Russian forces carried out airstrikes on two bases held by anti-Assad rebels in Syria on March 7th, according to Reuters.
A senior Russian official tasked with finding a settlement to the Syrian conflict, Rear Admiral Vadim Kulit, claimed that the strikes killed 20 anti-government militants in Idlib province.
Kulit said the attacks destroyed “two sites serving as bases for fighters taking part in the shelling of Syrian government forces. More than 20 terrorists were liquidated.”
He added that one Syrian regime soldier had also been killed when his unit came under fire from opposition fighters, in Latakia province the same day.
Russian forces have been deployed in support of President Bashar al-Assad’s government in Syria for over a decade.

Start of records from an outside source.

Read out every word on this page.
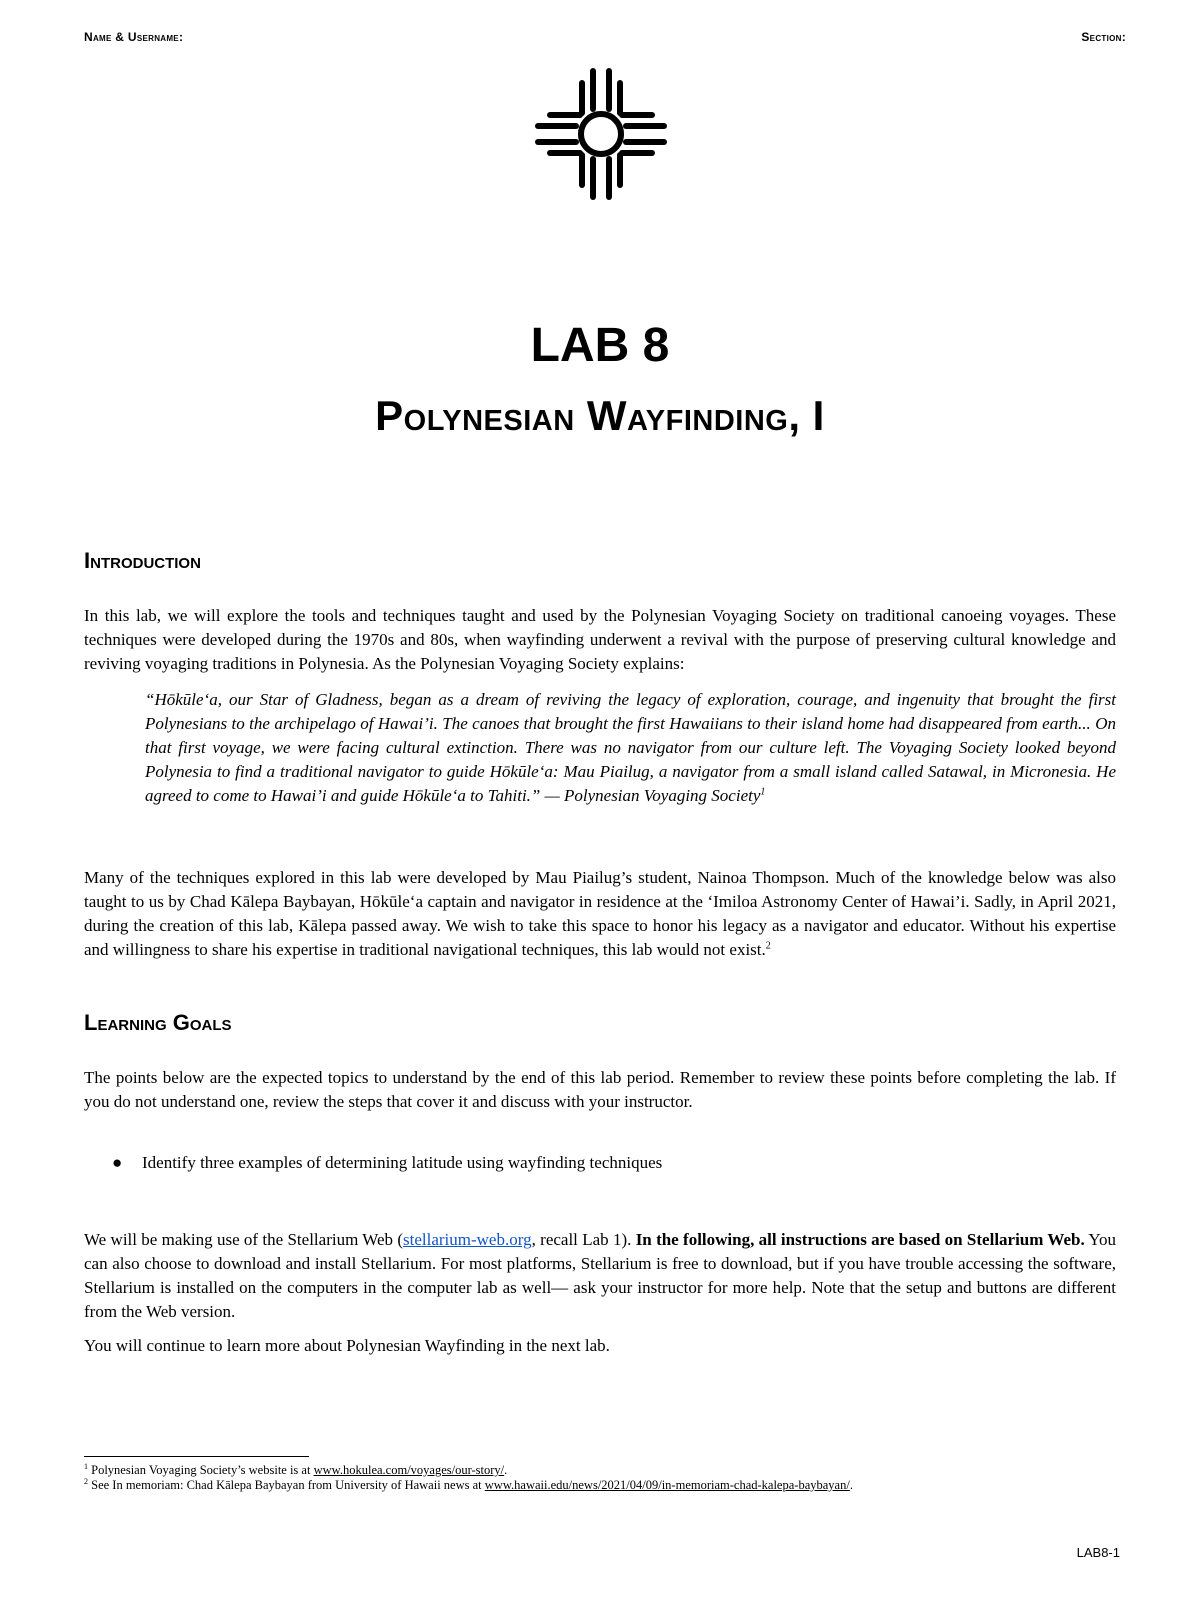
Name & Username:	Section:
LAB 8
Polynesian Wayfinding, I
Introduction

In this lab, we will explore the tools and techniques taught and used by the Polynesian Voyaging Society on traditional canoeing voyages. These techniques were developed during the 1970s and 80s, when wayfinding underwent a revival with the purpose of preserving cultural knowledge and reviving voyaging traditions in Polynesia. As the Polynesian Voyaging Society explains:

“Hōkūle‘a, our Star of Gladness, began as a dream of reviving the legacy of exploration, courage, and ingenuity that brought the first Polynesians to the archipelago of Hawai’i. The canoes that brought the first Hawaiians to their island home had disappeared from earth... On that first voyage, we were facing cultural extinction. There was no navigator from our culture left. The Voyaging Society looked beyond Polynesia to find a traditional navigator to guide Hōkūle‘a: Mau Piailug, a navigator from a small island called Satawal, in Micronesia. He agreed to come to Hawai’i and guide Hōkūle‘a to Tahiti.” — Polynesian Voyaging Society$^1$

Many of the techniques explored in this lab were developed by Mau Piailug’s student, Nainoa Thompson. Much of the knowledge below was also taught to us by Chad Kālepa Baybayan, Hōkūle‘a captain and navigator in residence at the ‘Imiloa Astronomy Center of Hawai’i. Sadly, in April 2021, during the creation of this lab, Kālepa passed away. We wish to take this space to honor his legacy as a navigator and educator. Without his expertise and willingness to share his expertise in traditional navigational techniques, this lab would not exist.$^2$

Learning Goals

The points below are the expected topics to understand by the end of this lab period. Remember to review these points before completing the lab. If you do not understand one, review the steps that cover it and discuss with your instructor.

● Identify three examples of determining latitude using wayfinding techniques

We will be making use of the Stellarium Web (stellarium-web.org, recall Lab 1). In the following, all instructions are based on Stellarium Web. You can also choose to download and install Stellarium. For most platforms, Stellarium is free to download, but if you have trouble accessing the software, Stellarium is installed on the computers in the computer lab as well— ask your instructor for more help. Note that the setup and buttons are different from the Web version.

You will continue to learn more about Polynesian Wayfinding in the next lab.

$^1$ Polynesian Voyaging Society’s website is at www.hokulea.com/voyages/our-story/.

$^2$ See In memoriam: Chad Kālepa Baybayan from University of Hawaii news at www.hawaii.edu/news/2021/04/09/in-memoriam-chad-kalepa-baybayan/.

LAB8-1
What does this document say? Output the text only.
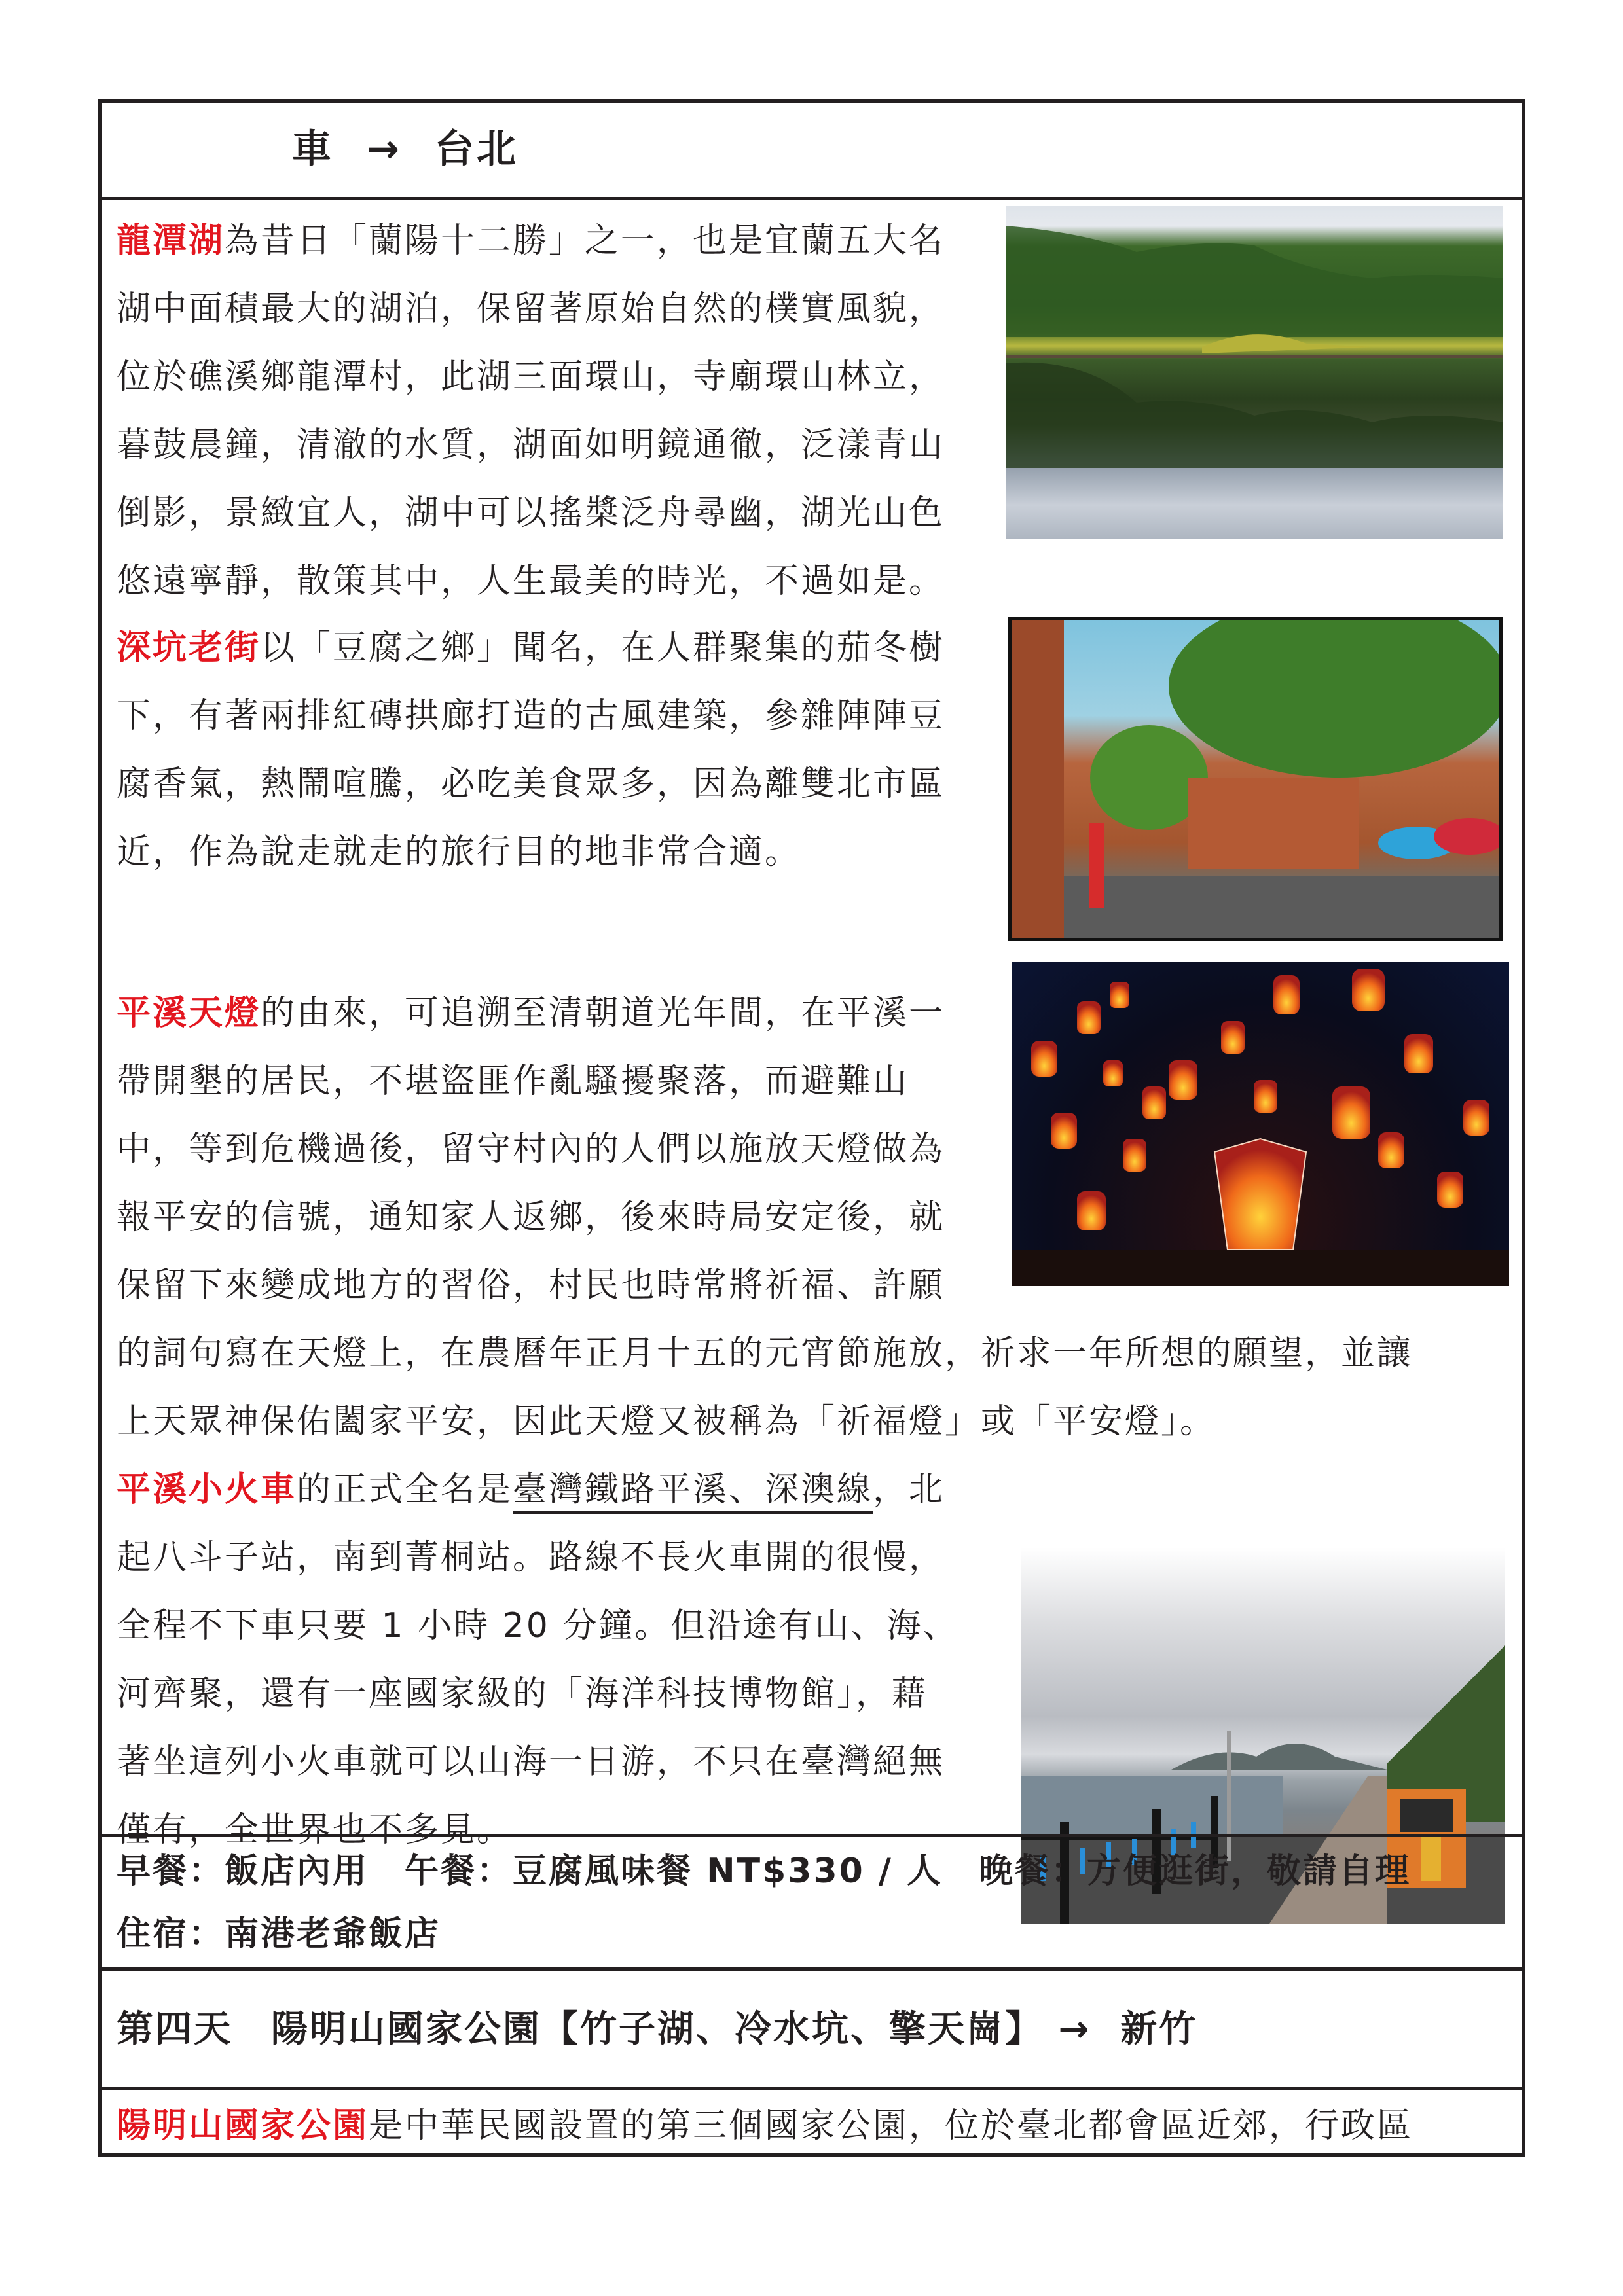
車  →  台北
龍潭湖為昔日「蘭陽十二勝」之一，也是宜蘭五大名
湖中面積最大的湖泊，保留著原始自然的樸實風貌，
位於礁溪鄉龍潭村，此湖三面環山，寺廟環山林立，
暮鼓晨鐘，清澈的水質，湖面如明鏡通徹，泛漾青山
倒影，景緻宜人，湖中可以搖槳泛舟尋幽，湖光山色
悠遠寧靜，散策其中，人生最美的時光，不過如是。
深坑老街以「豆腐之鄉」聞名，在人群聚集的茄冬樹
下，有著兩排紅磚拱廊打造的古風建築，參雜陣陣豆
腐香氣，熱鬧喧騰，必吃美食眾多，因為離雙北市區
近，作為說走就走的旅行目的地非常合適。
平溪天燈的由來，可追溯至清朝道光年間，在平溪一
帶開墾的居民，不堪盜匪作亂騷擾聚落，而避難山
中，等到危機過後，留守村內的人們以施放天燈做為
報平安的信號，通知家人返鄉，後來時局安定後，就
保留下來變成地方的習俗，村民也時常將祈福、許願
的詞句寫在天燈上，在農曆年正月十五的元宵節施放，祈求一年所想的願望，並讓
上天眾神保佑闔家平安，因此天燈又被稱為「祈福燈」或「平安燈」。
平溪小火車的正式全名是臺灣鐵路平溪、深澳線，北
起八斗子站，南到菁桐站。路線不長火車開的很慢，
全程不下車只要 1 小時 20 分鐘。但沿途有山、海、
河齊聚，還有一座國家級的「海洋科技博物館」，藉
著坐這列小火車就可以山海一日游，不只在臺灣絕無
僅有，全世界也不多見。
早餐：飯店內用　午餐：豆腐風味餐 NT$330 / 人　晚餐：方便逛街，敬請自理
住宿：南港老爺飯店
第四天　陽明山國家公園【竹子湖、冷水坑、擎天崗】 →  新竹
陽明山國家公園是中華民國設置的第三個國家公園，位於臺北都會區近郊，行政區
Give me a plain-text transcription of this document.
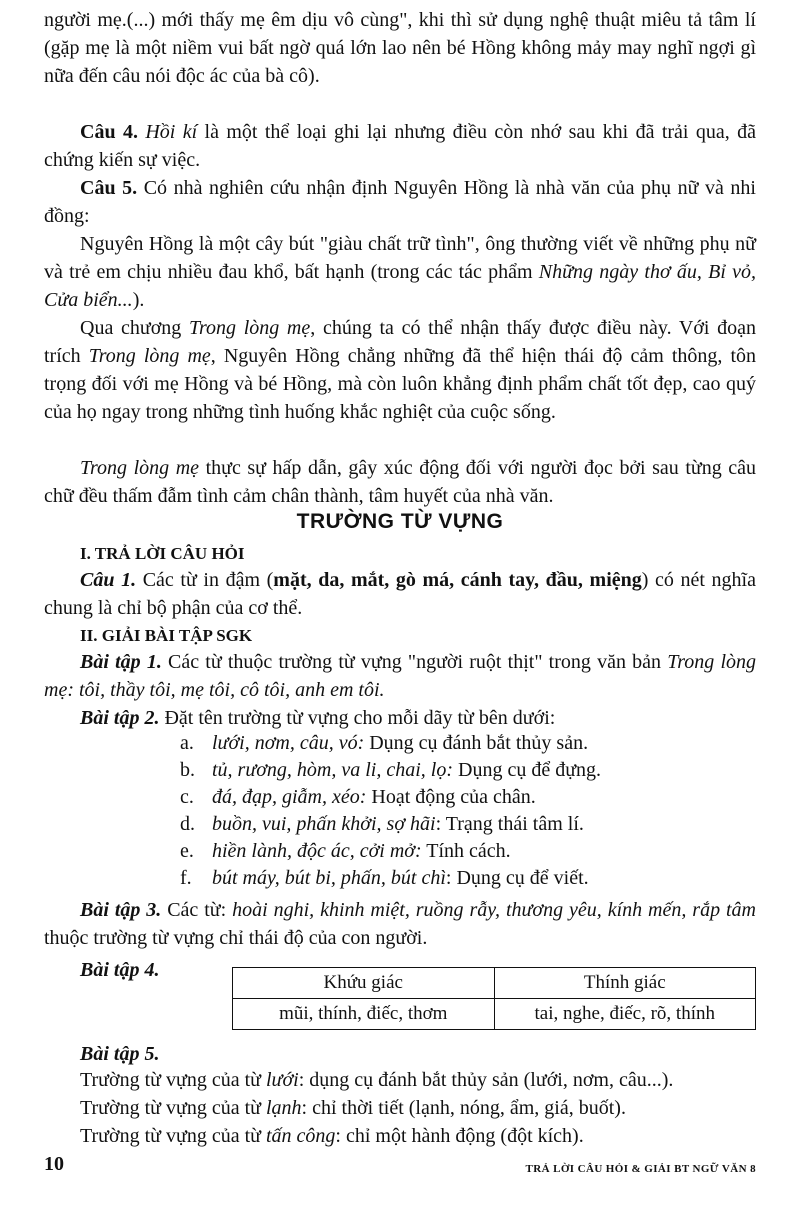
người mẹ.(...) mới thấy mẹ êm dịu vô cùng", khi thì sử dụng nghệ thuật miêu tả tâm lí (gặp mẹ là một niềm vui bất ngờ quá lớn lao nên bé Hồng không mảy may nghĩ ngợi gì nữa đến câu nói độc ác của bà cô).

Câu 4. Hồi kí là một thể loại ghi lại nhưng điều còn nhớ sau khi đã trải qua, đã chứng kiến sự việc.

Câu 5. Có nhà nghiên cứu nhận định Nguyên Hồng là nhà văn của phụ nữ và nhi đồng:

Nguyên Hồng là một cây bút "giàu chất trữ tình", ông thường viết về những phụ nữ và trẻ em chịu nhiều đau khổ, bất hạnh (trong các tác phẩm Những ngày thơ ấu, Bỉ vỏ, Cửa biển...).

Qua chương Trong lòng mẹ, chúng ta có thể nhận thấy được điều này. Với đoạn trích Trong lòng mẹ, Nguyên Hồng chẳng những đã thể hiện thái độ cảm thông, tôn trọng đối với mẹ Hồng và bé Hồng, mà còn luôn khẳng định phẩm chất tốt đẹp, cao quý của họ ngay trong những tình huống khắc nghiệt của cuộc sống.

Trong lòng mẹ thực sự hấp dẫn, gây xúc động đối với người đọc bởi sau từng câu chữ đều thấm đẫm tình cảm chân thành, tâm huyết của nhà văn.

TRƯỜNG TỪ VỰNG
I. TRẢ LỜI CÂU HỎI

Câu 1. Các từ in đậm (mặt, da, mắt, gò má, cánh tay, đầu, miệng) có nét nghĩa chung là chỉ bộ phận của cơ thể.

II. GIẢI BÀI TẬP SGK

Bài tập 1. Các từ thuộc trường từ vựng "người ruột thịt" trong văn bản Trong lòng mẹ: tôi, thầy tôi, mẹ tôi, cô tôi, anh em tôi.

Bài tập 2. Đặt tên trường từ vựng cho mỗi dãy từ bên dưới:

a. lưới, nơm, câu, vó: Dụng cụ đánh bắt thủy sản.
b. tủ, rương, hòm, va li, chai, lọ: Dụng cụ để đựng.
c. đá, đạp, giẫm, xéo: Hoạt động của chân.
d. buồn, vui, phấn khởi, sợ hãi: Trạng thái tâm lí.
e. hiền lành, độc ác, cởi mở: Tính cách.
f. bút máy, bút bi, phấn, bút chì: Dụng cụ để viết.

Bài tập 3. Các từ: hoài nghi, khinh miệt, ruồng rẫy, thương yêu, kính mến, rắp tâm thuộc trường từ vựng chỉ thái độ của con người.

Bài tập 4.
Khứu giác	Thính giác
mũi, thính, điếc, thơm	tai, nghe, điếc, rõ, thính
Bài tập 5.
Trường từ vựng của từ lưới: dụng cụ đánh bắt thủy sản (lưới, nơm, câu...).
Trường từ vựng của từ lạnh: chỉ thời tiết (lạnh, nóng, ẩm, giá, buốt).
Trường từ vựng của từ tấn công: chỉ một hành động (đột kích).
10	TRẢ LỜI CÂU HỎI & GIẢI BT NGỮ VĂN 8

In 2011, a wave of popular protest known as the Arab Spring rocked the Middle East and North Africa. In Syria, the uprising ignited a civil war comprised of myriad factions, backed by opposing foreign powers.
Violence in Syria has been re-escalating in recent months as Israel and the US have targeted Iran-backed militants in the country, and as Islamic State (IS) and other opposition militias have increased their activities.
READ: Israel strikes Iranian militia base in Damascus
On March 6th, AP reported that an IS cell killed 18 civilians in eastern Syria’s Deir ez-Zor, with dozens more injured and missing. The attack was the largest carried out by an IS-affiliated group in the country, in over a year.